Add 5 ml and leave at 37 ° C for 5 minutes. Then, the absorbance at λ _max of each chromogen shown in Table 3 is measured using a test blind as a control, and the total bile acid concentration in serum is calculated from a calibration curve prepared in advance. The results are shown in Table 7 in comparison with the values measured using the high performance liquid chromatography method (HPLC method).

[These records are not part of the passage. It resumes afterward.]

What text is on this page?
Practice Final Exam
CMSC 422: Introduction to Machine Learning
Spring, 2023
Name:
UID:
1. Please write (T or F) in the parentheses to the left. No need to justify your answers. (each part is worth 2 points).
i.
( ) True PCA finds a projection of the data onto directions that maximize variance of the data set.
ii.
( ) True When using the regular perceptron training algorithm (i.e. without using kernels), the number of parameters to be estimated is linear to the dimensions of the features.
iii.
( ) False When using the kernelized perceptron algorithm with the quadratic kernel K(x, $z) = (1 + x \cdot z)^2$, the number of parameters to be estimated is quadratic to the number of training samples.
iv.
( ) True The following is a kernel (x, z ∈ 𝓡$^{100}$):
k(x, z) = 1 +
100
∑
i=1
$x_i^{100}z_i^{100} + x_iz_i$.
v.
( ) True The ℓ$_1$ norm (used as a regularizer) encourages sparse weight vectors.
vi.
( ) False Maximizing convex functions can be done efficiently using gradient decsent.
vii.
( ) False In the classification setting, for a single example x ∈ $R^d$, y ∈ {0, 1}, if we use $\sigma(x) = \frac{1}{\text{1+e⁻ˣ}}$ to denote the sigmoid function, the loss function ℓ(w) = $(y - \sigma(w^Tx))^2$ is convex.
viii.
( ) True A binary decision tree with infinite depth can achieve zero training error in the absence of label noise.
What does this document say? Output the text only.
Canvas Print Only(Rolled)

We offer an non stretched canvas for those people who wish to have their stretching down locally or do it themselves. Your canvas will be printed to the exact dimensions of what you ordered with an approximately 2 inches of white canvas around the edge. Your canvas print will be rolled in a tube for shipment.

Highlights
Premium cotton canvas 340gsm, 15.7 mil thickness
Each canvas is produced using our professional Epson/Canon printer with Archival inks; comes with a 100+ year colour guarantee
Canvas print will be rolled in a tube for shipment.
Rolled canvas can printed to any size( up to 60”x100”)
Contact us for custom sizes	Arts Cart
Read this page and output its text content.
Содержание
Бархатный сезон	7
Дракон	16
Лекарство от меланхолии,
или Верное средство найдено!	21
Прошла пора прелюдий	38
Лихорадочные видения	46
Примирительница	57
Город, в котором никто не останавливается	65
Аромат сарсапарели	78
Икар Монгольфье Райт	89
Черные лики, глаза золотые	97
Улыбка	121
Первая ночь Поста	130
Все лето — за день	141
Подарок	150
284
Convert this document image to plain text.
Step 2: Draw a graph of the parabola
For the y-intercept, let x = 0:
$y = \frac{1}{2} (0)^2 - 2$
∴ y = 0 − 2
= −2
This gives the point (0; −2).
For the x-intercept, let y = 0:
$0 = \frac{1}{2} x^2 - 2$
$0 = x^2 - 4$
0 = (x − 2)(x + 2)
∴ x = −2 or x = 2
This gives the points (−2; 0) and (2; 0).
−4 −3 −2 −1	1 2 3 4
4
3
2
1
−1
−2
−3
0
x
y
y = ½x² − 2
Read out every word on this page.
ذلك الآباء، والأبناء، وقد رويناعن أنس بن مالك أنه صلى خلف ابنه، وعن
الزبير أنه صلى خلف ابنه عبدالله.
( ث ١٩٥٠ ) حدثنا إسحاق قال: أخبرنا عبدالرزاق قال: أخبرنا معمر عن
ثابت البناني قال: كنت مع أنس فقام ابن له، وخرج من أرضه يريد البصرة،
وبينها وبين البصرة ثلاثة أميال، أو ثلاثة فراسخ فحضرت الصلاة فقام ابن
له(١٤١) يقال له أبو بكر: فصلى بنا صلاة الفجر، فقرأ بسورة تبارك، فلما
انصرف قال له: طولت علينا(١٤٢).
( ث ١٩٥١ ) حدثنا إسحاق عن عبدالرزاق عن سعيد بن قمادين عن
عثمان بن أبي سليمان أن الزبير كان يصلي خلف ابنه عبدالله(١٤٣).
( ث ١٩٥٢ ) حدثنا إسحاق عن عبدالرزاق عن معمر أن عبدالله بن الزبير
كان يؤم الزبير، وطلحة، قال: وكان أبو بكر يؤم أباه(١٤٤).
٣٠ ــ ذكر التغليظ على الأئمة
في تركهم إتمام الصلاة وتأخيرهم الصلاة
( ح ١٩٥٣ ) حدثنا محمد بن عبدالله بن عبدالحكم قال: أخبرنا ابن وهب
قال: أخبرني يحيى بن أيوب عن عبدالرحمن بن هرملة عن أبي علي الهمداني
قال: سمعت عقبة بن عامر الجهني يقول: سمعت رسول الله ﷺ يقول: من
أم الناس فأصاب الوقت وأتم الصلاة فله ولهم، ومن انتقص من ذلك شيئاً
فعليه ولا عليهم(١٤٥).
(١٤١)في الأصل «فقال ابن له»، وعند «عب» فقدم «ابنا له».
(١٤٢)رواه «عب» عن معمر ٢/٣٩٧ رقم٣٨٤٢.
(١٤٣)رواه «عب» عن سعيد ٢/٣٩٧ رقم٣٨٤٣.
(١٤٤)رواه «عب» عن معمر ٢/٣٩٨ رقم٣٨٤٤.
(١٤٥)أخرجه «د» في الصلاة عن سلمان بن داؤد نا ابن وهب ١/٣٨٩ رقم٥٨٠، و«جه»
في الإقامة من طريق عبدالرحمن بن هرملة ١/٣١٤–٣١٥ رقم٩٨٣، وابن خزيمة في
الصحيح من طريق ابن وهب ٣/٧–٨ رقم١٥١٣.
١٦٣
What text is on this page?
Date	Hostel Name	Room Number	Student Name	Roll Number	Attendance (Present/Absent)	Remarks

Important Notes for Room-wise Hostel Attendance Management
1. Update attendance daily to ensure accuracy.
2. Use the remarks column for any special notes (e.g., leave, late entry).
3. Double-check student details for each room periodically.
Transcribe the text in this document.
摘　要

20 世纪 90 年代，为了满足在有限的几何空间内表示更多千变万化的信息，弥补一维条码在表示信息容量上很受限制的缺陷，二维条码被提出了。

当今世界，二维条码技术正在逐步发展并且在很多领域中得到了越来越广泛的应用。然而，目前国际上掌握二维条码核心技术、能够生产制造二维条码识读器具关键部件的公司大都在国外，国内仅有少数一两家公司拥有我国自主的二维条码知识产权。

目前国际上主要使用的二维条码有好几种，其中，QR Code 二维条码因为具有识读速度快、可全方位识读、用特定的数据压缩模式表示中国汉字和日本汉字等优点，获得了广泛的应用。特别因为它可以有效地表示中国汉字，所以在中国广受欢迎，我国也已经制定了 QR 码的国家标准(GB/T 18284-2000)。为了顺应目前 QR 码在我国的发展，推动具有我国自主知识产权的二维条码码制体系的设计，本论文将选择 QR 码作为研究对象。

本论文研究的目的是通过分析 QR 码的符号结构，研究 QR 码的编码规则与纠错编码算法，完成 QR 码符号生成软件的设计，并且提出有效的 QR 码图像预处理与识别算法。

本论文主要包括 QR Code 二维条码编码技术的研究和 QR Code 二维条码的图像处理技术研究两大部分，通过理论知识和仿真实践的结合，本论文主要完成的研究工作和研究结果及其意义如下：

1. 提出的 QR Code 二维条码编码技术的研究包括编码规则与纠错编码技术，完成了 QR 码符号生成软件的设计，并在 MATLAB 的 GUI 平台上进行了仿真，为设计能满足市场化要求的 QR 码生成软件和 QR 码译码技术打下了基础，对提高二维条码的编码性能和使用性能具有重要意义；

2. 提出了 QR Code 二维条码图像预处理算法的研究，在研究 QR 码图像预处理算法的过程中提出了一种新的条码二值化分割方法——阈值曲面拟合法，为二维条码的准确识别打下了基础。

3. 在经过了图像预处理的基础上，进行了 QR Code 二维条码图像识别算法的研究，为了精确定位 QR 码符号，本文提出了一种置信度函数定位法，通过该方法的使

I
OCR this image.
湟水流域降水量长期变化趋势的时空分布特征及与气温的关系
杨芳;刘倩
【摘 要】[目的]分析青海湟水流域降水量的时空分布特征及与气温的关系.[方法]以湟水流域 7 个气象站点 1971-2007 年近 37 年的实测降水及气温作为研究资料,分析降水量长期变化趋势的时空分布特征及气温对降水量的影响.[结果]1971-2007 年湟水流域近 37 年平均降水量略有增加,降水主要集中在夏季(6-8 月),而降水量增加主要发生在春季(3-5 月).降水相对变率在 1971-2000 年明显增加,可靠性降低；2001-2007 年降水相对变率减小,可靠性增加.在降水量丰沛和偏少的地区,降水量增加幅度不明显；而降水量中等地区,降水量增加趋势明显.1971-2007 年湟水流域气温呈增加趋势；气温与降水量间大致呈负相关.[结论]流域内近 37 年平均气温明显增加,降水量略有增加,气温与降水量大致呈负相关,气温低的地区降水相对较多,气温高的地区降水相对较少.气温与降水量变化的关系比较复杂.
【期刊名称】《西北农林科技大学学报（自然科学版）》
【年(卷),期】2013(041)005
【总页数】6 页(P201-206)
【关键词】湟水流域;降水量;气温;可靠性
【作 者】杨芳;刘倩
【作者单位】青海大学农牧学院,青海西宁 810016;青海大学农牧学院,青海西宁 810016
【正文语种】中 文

It is understood that in each of Examples 2 to 5, each of the measuring methods of the present invention is close to and accurate in the results of the other methods.

Claims (2)

[Claims] 1. NAD in the presence of a compound represented by the following general formula (I) [hereinafter referred to as compound (I)] or a salt thereof.
(P) A method for quantifying reduced coenzyme, which comprises reacting peroxidase or diaphorase with H and measuring the absorbance of the reaction solution which has been colored. General formula (I): In the formula, Y is a hydrogen atom or , Z represents an enzyme atom or an ionic atom, X represents a hydrogen atom, alkyl, alkenyl, allyl, amino or substituted amino, R ₁ represents hydroxyl, amino or substituted amino, and R ₂ represents a hydrogen atom or hydroxyl. , Alkyl, alkoxy, allyl, alkenyl, amino or substituted amino, R ₃ , R ₄ , R ₅ and R ₆ may be the same or different,
A hydrogen atom, alkyl, alkenyl, acyl, allyl, halogen atom, nitro, sulfo, carboxyl, hydroxyl, alkoxy and groups represented by the following general formulas III, IV, VI and VII are shown. General formula (III): General formula (IV): General formula (VI): General formula (VII): In the formula, A ₁ represents an alkylene group, A ₂ has the same meaning as R ₂ , B ₁ , B ₂ , B ₃ , B ₄ , B ₅ and B ₆ are the same or different and each is a hydrogen atom, alkyl or alkenyl. , Acyl, allyl,
Represents a halogen atom, nitro, sulfo, carboxyl, hydroxyl, alkoxy or hydroxyalkyl. 2. A composition for quantifying NAD (P) H, which comprises (a) peroxidase (b) diaphorase (c) compound (I) or a salt thereof.